Saturday 18 September 2010

Refinding the groove

Nearly three weeks now in Vietnam and i am in Hoi an the tailoring capital of the world or so it seems. I arrived this morning with Josh who i met in Ukraine and remet randomly in Hanoi. We have been traveling together for the last week after we both decided to buy motorbikes and see the country from a different perspective.

After getting to Vietnam i headed up to the mountain country along the Chinese border for a couple of days mainly to check out how things had changed since my last visit. I probably shouldn't have as the picturesque mountain town of sapa now exists as a tourist trap. Slightly disappointed i cut down my stay to two nights although i did manage to head out of town to some of the more remote tribal villages on a rented scooter. Seriously i didn't think the bike would make it with the state of the road. At one of the villages i met a Vietnamese couple on holiday who then proceeded to show me round sapa as well as all the local food markets. Honestly black chicken (a different species not burnt) is incredible i must have had it three or more times that day. I was also introduced to Pho the staple of Vietnamese cuisine which is noodles in spicy soup although out of the town thats about all you can get so its beginning to lose it magic.

From sapa i took the train to Hanoi after being smuggled on board by a security guard as all of the tickets were sold out. After china this was a refreshing change especially as he didn't ask for money. Onboard i managed to pick up a spare ticket from a family heading back after being on holiday. They were really cool and spoke a bit of english which made the 12 hour journey pass alot faster although teaching and then playing endless games of snap was a bad idea. The ticket didn't go all the way to Hanoi so i had to grab a bus in the pitch black (no streetlights in Vietnam) and pray for forty minutes i was going the right way. Shattered from traveling and the day before i did pretty much nothing in Hanoi for 5 days. I had been before so the sights were of no interest instead a book, ipod and the lake was perfect. On the last day i bumped into josh who i had met in Ukraine. Our journeys had separated after a day and then came back together again. I kind of wanted to ride a motorbike down Vietnam but not on my own and turns out so did he so we agreed to meet in Hue a few days later buy bikes and take the trip from there.

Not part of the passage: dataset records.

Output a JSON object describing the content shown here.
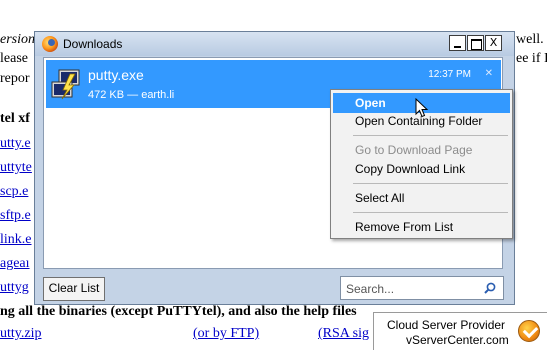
{
  "background_page": {
    "fragments": {
      "version_italic": "ersion",
      "please": "lease",
      "report": "repor",
      "well": "well. I",
      "see_if": "ee if I",
      "heading_tel": "tel xf",
      "links": [
        "utty.e",
        "uttyte",
        "scp.e",
        "sftp.e",
        "link.e",
        "ageaı",
        "uttyg"
      ],
      "bottom_bold": "ng all the binaries (except PuTTYtel), and also the help files",
      "putty_zip": "utty.zip",
      "or_ftp": "(or by FTP)",
      "rsa_sig": "(RSA sig"
    }
  },
  "window": {
    "title": "Downloads",
    "buttons": {
      "minimize": "_",
      "maximize": "□",
      "close": "X"
    }
  },
  "download": {
    "filename": "putty.exe",
    "status": "472 KB — earth.li",
    "time": "12:37 PM",
    "cancel_glyph": "✕"
  },
  "footer": {
    "clear_list_label": "Clear List",
    "search_placeholder": "Search..."
  },
  "context_menu": {
    "items": [
      {
        "label": "Open",
        "highlighted": true,
        "enabled": true
      },
      {
        "label": "Open Containing Folder",
        "highlighted": false,
        "enabled": true
      },
      {
        "label": "Go to Download Page",
        "highlighted": false,
        "enabled": false
      },
      {
        "label": "Copy Download Link",
        "highlighted": false,
        "enabled": true
      },
      {
        "label": "Select All",
        "highlighted": false,
        "enabled": true
      },
      {
        "label": "Remove From List",
        "highlighted": false,
        "enabled": true
      }
    ]
  },
  "ad_badge": {
    "line1": "Cloud Server Provider",
    "line2": "vServerCenter.com"
  },
  "colors": {
    "selection": "#3399ff",
    "window_frame": "#c4d3e6",
    "link": "#0000c8"
  },
  "icons": [
    "firefox-icon",
    "putty-icon",
    "search-icon",
    "mouse-cursor-icon",
    "vservercenter-logo-icon"
  ]
}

We met in Hue and bought our bikes. They basically cost $200-250 each and all was well at the beginning. We took them out for a test drive and perfect. Next day leaving our bags we headed up to the DMZ (de militarised zone) to see the tunnels and the dividing line between the north and south before heading up to khe san where the famous siege of the US marines happened. We spent the night up there and awoke to solid mist, great this will be a steep learning curve. We had already learnt to ride a bike in Vietnam rush hour traffic probably not the best idea but you learn fast. Then riding in the rain up the coast, then the mountains and now thick fog. All fun and games. The plan was to ride down the Ho Chi Minh trail for 100kms before taking the back road over the mountains to hue to pick up our stuff then over the famous (top gear) hi van pass to Danang and china beach. It kind of went ok until we got delayed in hue sending a parcel then my bike making funny noises. Despite this we soldiered on going over the hi van pass at sunsest (seriously amazing) me at about 2mph and josh powering on ahead. We then took on Danang vietnams third largest city at night which is something that will live with me forever, just a mass of lights, horns people crossing without looking. Insanity in its purist form.

Somehow completely shattered we turned up at our small guesthouse on a deserted section of china beach. Not being a beach person i was not sure about spending too long here but it was amazing. Pristine white sand, palm trees and perfectly clear water the perfect place to relax and unwind although the sun got us both by the end of the day. The ownly downer was going swimming forgetting my solitary bike key was in my open pocket and remembering with horror later. The solution a shifty looking guy with blank keys files me a new one in 10 seconds flat by looking in the lock. Not a comforting thought considering our bikes live outside.

Today we just did the 20km to Hoi an along the coast road to where we are now a nice hotel with a pool $6 a night, happy days. An in two days time we attempt the next section of the Ho Chi Minh trail, should be amazing.